Half way through 1949, a new Afro-Cuban rhythm caught fire and started another music trend. Cuba's Pérez Prado's Mambo #5 became a hit and officially kicked off the Mambo era. For years now, Pérez Prado has wrongly been accused of taking credit for Orestes López's mambo. Lopez's mambo for the danzón is arranged differently than Prado's, which is for brass instruments. These are two different mambos with different syncopation, only the name "mambo" is the same. Prado's mambo became popular with West Coast dancers. In New York, dancers preferred Machito's Asia Minor, Tito Puente's Abaniquito, Noro Morales' 110th Street & 5th Avenue, Damirón & Chappuseaux's Anabacoa, and Miguelito Valdés Harlem Special.

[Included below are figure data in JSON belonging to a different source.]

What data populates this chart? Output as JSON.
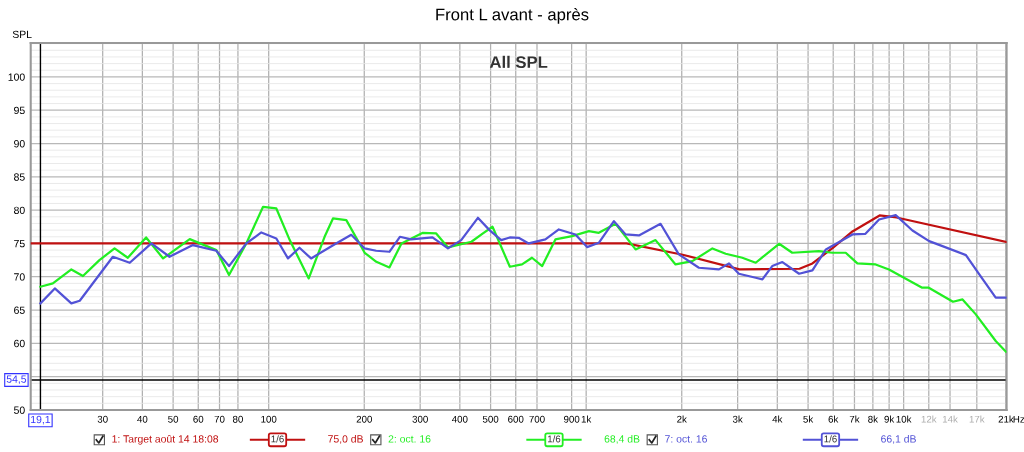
{
  "chart_data": {
    "type": "line",
    "title": "Front L avant - après",
    "ylabel": "SPL",
    "annotations": [
      "All SPL",
      "1/6",
      "75,0 dB",
      "1/6",
      "68,4 dB",
      "1/6",
      "66,1 dB"
    ],
    "xlabel": "Hz",
    "xlim": [
      17.8,
      21100
    ],
    "ylim": [
      50,
      105.1
    ],
    "log": "x",
    "grid": true,
    "legend": "bottom",
    "line_style": "solid",
    "xticks": [
      30,
      40,
      50,
      60,
      70,
      80,
      100,
      200,
      300,
      400,
      500,
      600,
      700,
      900,
      {
        "value": 1000,
        "label": "1k"
      },
      {
        "value": 2000,
        "label": "2k"
      },
      {
        "value": 3000,
        "label": "3k"
      },
      {
        "value": 4000,
        "label": "4k"
      },
      {
        "value": 5000,
        "label": "5k"
      },
      {
        "value": 6000,
        "label": "6k"
      },
      {
        "value": 7000,
        "label": "7k"
      },
      {
        "value": 8000,
        "label": "8k"
      },
      {
        "value": 9000,
        "label": "9k"
      },
      {
        "value": 10000,
        "label": "10k"
      },
      {
        "value": 12000,
        "label": "12k"
      },
      {
        "value": 14000,
        "label": "14k"
      },
      {
        "value": 17000,
        "label": "17k"
      },
      {
        "value": 21000,
        "label": "21k"
      }
    ],
    "yticks": [
      50,
      {
        "value": 55,
        "label": null
      },
      60,
      65,
      70,
      75,
      80,
      85,
      90,
      95,
      100
    ],
    "ref_lines": [
      {
        "axis": "x",
        "value": 19.1,
        "label": "19,1",
        "color": "#000000"
      },
      {
        "axis": "y",
        "value": 54.5,
        "label": "54,5",
        "color": "#000000"
      }
    ],
    "series": [
      {
        "name": "1: Target août 14 18:08",
        "color": "#c01010",
        "x": [
          17.8,
          1340,
          2014,
          3040,
          4700,
          5160,
          5970,
          6900,
          8400,
          9500,
          21100
        ],
        "values": [
          75,
          75,
          73.3,
          71.1,
          71.2,
          72.0,
          74.3,
          76.8,
          79.2,
          78.9,
          75.2
        ]
      },
      {
        "name": "2: oct. 16",
        "color": "#22ee22",
        "x": [
          19.1,
          20.9,
          23.9,
          26.0,
          29.3,
          32.7,
          36.0,
          41.1,
          46.5,
          56.4,
          68.4,
          75.0,
          85.0,
          96.0,
          105.7,
          116.5,
          133.7,
          150,
          159.4,
          175.6,
          200.6,
          218.3,
          240,
          262,
          306,
          337,
          367,
          435,
          473,
          507,
          575,
          628,
          675,
          727,
          800,
          903,
          1020,
          1096,
          1238,
          1431,
          1654,
          1912,
          2160,
          2498,
          2751,
          3103,
          3420,
          4053,
          4458,
          5410,
          5960,
          6570,
          7150,
          8160,
          8990,
          11440,
          12000,
          14300,
          15330,
          16880,
          19500,
          21000
        ],
        "values": [
          68.5,
          69.0,
          71.1,
          70.1,
          72.5,
          74.25,
          72.85,
          75.9,
          72.75,
          75.65,
          74.0,
          70.25,
          75.0,
          80.5,
          80.25,
          75.5,
          69.75,
          76.0,
          78.75,
          78.5,
          73.6,
          72.25,
          71.4,
          75.0,
          76.6,
          76.5,
          74.4,
          75.25,
          76.5,
          77.5,
          71.5,
          71.85,
          72.85,
          71.6,
          75.6,
          76.1,
          76.85,
          76.6,
          77.95,
          74.1,
          75.5,
          71.85,
          72.35,
          74.25,
          73.45,
          72.85,
          72.1,
          74.95,
          73.6,
          73.85,
          73.6,
          73.6,
          72.0,
          71.85,
          71.1,
          68.35,
          68.35,
          66.25,
          66.6,
          64.35,
          60.35,
          58.75
        ]
      },
      {
        "name": "7: oct. 16",
        "color": "#5252d6",
        "x": [
          19.1,
          21.2,
          23.9,
          25.4,
          32.3,
          36.5,
          42.7,
          48.7,
          57.7,
          68.4,
          75.0,
          85.0,
          94.8,
          105.7,
          115,
          125,
          136,
          163,
          182,
          200.6,
          218,
          240,
          259,
          281,
          328,
          367,
          404,
          456,
          496,
          540,
          575,
          613,
          659,
          744,
          820,
          925,
          1007,
          1096,
          1223,
          1331,
          1466,
          1715,
          1958,
          2265,
          2620,
          2818,
          3027,
          3420,
          3590,
          3856,
          4150,
          4684,
          5160,
          5690,
          6900,
          7580,
          8370,
          9440,
          10660,
          12030,
          13250,
          15710,
          17310,
          19500,
          21000
        ],
        "values": [
          66.0,
          68.25,
          66.0,
          66.4,
          73.0,
          72.1,
          75.0,
          73.0,
          74.75,
          73.9,
          71.6,
          75.0,
          76.65,
          75.75,
          72.75,
          74.35,
          72.75,
          75.0,
          76.3,
          74.25,
          73.9,
          73.75,
          76.0,
          75.6,
          75.9,
          74.25,
          75.5,
          78.85,
          77.0,
          75.5,
          75.9,
          75.85,
          75.0,
          75.6,
          77.1,
          76.35,
          74.45,
          75.1,
          78.35,
          76.35,
          76.2,
          77.95,
          73.35,
          71.35,
          71.1,
          72.0,
          70.45,
          69.85,
          69.6,
          71.6,
          72.2,
          70.45,
          70.95,
          74.1,
          76.35,
          76.45,
          78.6,
          79.25,
          76.95,
          75.35,
          74.6,
          73.25,
          70.35,
          66.85,
          66.85
        ]
      }
    ]
  }
}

The New York mambo, which subsequently became the Palladium mambo, became the accepted mambo in town.

In 1952, Cuban trumpeter/composer Arturo "Chico" O'Farrill kept the Afro-Cuban jazz movement alive with his Afro Cuban Jazz Suite. It was the year that mambo reached its peak and enabled two Puerto Rican bandleaders, Tito Puente and Tito Rodríguez, to rise to superstar status. By mid 1955, the chachachá exploded on the New York scene by way of La Playa Sextet's El Jamaiquino, on Dick Ricardo Sugar's radio show. According to Cuban flutist/bandleader José Fajardo, the birth of the chachachá occurred in 1952 when Orquesta América was playing violinist Enrique Jorrin's Silver Star. While the dancers moved to the scratching of the güiro, their shoes scraped the floor to the rhythmic cadence of One... Two... One, Two, Three. Then, quite unexpectedly, Orquesta América's chorus sang "chachachá," the sound similar to the güiro and the scraping shoes. Thus, the chachachá was invented.